Durum ve tedbir-I

Kürt Milleti büyük bir saldırı ve kuşatma harekatı ile karşı karşıya, ki bunu saptamak, Amerika'yı yeniden keşfe kalkmak gibi bir şeydir..Bu kuşatma hep vardı, ama gözlerden gizlenerek ustaca sürüdürülüyordu. Amaç, İmralı'dan faydalanarak Kürt Milleti'nin milli bilincini oldukça geriletmek, sonunda zaman içinde ulusal kimlikte ısrar edenleri marjinalleştirerek sorunu söndürmekti..
Bu arada beklenmeyen bir şey oldu ve ABD'nin Irak'a müdahalesi gerçekleşti.. Bu müdahaleden sonra ortaya çıkan Kürt kazanımları ile kendisini diken üstünde hisseden Türk Devleti bir buçuk yıl boyunca hem ABD, hem bölge devletleri ve hem de Avrupa nezdinde olmadık teşebbüslerde bulundu. Güney'deki oluşumu durdurmak bir türlü mümkün olmuyordu. Her duruma uygun planları olan Türkiye, işgalin ilk yılı boyunca ve bu senenin başlarına kadar, Kuzey'de, İmralı'daki Zat'a daha fazla oynamaya başladı.. Teori üstüne teori oluşturmasını sağlıyorlardı. Kürt temsilcisi olarak boy veren bu Zat ve bağlantılarının yardımı ile Kürtler'in ulusal talepleri "ilkel milliyetçilik yapılıyor" gerekçesi ile sıfırladı. Sadece kültürel bazı hak kırıntılarına indirgenen yalvarmalarla yetinildi ve buna "akıllı politika" denildi.. Akıllılar çoğaldıkça talepler daha da dumura uğradı, en nihayetinde "Türk Milleti" olarak, "iyi misafirperver" olundu.. Kürt Sorunu'nun çözümü artık derneklere kadar indirgennmişti.. Ama Kürt bunu "bilinçle" içe sindirdi mi?
Hayır.. Güney'in yaktığı ateş, orada dalgalanan ulusal bayrak, topraklarımızın bir bölümünde çiçeklenen Kürd'ün özgür dünyası, Kuzey insanını yakıyordu. MİT'i elinde tutan Genelkurmay bunu çok iyi görmekte, müdahalenin, rejimi sertleştirmenin işaretlerini vermekteydi. Bu işareti ilk olarak bir generalleri verdi.. Teröre karşı mücadeleyi her alanda sertleştireceklerdi, ki terörist dediği Kürt Milleti'nin tümüydü.. Bu noktaları atlayanlar olan biteni doğru yorumlayamaz, doğru sonuçlara varamazlar..
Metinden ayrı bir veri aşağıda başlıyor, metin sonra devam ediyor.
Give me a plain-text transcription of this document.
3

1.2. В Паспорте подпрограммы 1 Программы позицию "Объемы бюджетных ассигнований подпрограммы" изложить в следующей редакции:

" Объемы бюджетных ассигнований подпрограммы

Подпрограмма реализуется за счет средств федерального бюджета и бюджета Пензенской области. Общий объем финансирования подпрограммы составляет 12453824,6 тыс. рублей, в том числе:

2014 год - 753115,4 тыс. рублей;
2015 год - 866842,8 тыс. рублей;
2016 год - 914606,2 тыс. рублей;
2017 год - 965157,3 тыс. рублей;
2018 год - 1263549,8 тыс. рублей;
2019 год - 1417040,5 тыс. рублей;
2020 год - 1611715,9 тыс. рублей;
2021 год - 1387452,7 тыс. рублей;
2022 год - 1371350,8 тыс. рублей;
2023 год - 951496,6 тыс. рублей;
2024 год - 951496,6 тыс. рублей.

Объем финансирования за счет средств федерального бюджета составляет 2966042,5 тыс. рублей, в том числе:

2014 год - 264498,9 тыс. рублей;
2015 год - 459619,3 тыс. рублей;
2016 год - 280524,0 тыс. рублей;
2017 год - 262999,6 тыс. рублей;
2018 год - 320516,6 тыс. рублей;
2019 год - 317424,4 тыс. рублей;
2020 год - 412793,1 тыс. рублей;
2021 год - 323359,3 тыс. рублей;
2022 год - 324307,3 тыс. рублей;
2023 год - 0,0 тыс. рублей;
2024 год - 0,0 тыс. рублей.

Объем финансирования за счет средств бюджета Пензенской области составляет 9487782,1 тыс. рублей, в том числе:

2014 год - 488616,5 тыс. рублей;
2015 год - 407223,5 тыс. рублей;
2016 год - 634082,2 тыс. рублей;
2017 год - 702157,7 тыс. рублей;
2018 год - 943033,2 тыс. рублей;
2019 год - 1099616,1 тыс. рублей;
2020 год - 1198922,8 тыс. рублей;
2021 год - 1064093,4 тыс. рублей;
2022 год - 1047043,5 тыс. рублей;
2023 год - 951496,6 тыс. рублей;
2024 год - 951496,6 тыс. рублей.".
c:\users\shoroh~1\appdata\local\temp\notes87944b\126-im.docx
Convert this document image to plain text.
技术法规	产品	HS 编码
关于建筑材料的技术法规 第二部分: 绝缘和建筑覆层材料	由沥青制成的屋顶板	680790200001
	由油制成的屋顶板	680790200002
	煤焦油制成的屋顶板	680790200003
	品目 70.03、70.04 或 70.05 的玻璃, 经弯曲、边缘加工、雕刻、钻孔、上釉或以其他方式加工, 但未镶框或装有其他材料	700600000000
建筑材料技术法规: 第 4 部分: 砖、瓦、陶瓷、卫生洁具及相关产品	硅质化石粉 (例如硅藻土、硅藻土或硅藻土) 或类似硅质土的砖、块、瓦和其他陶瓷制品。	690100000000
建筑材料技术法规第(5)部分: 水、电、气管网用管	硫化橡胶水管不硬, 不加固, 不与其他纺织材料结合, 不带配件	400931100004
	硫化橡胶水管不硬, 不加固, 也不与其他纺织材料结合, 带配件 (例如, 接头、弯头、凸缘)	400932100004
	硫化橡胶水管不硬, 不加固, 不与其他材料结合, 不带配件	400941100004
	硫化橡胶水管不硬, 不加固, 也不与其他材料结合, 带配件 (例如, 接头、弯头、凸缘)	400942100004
Hastalığa doğru teşhis konmadıkça doğru müdahale de olmaz. Aksi halde sadece belirtilerle uğraşılır, ki böylesine bir "tedavi" hastanın canına mal olabilir. Bizim olayımızda Türk Genelkurmayı'nın öncülüğünde başlatılan genel saldırıda Kürtler'in hiçbir haklarının kabul edilemeyeceğinin, "bu sözde" vatandaşların Türk'e itaatle yükümlü olduğunun altı çizilmiştir. Ayrıca AB hedefinden vazgeçilmişlik görünüyor. Bunun anlamı, "Ben AB'ye üye olmak için dayatılan demokratikleşmeyi red ediyorum"dur. İşte bu noktada her türlü "iç düzenleme"de elini serbest hissedecek olan genelkurmay rejimi, Kürt Sorunu'nda o yapmacık, üstü cilalı, değişiklik gibi gösterilen değişmezliklere bile aldırmayacak, başlattığı büyük sindirme harekatını duruma göre tırmandıracaktır..
Sonuç olarak Türk Genelkurmayı şunları söylüyor:
1) Biz Asker olarak, Kürtler'e verilecek olan hiç bir hakkı tanımıyoruz.
2) AB'nin Kürtler ile ilgili olarak dayattığı şartlar, türkiye'yi bölüp parçalamaya götüreceği için red edilmiştir.
3) Bundan böyle Kürtler'in talepleri ile ilgili tüm çabalar için kamuoyu hassas kılınacaktır..
4) İmralı'nın artık kullanılmasına gerek kalmamıştır.
Son bildiriyi böyle okumak, teşhisi doğru koymaktır. Türk Devleti'nin açtığı bu yeni savaşta elbette taktiksel bazı zig-zaglar olacaktır. Ama doğrultu artık bellidir. Eğer bu deve güdülecekse, gündemin ardına takılmayacaksak, yeniduruma göre politikalar üretmeliyiz.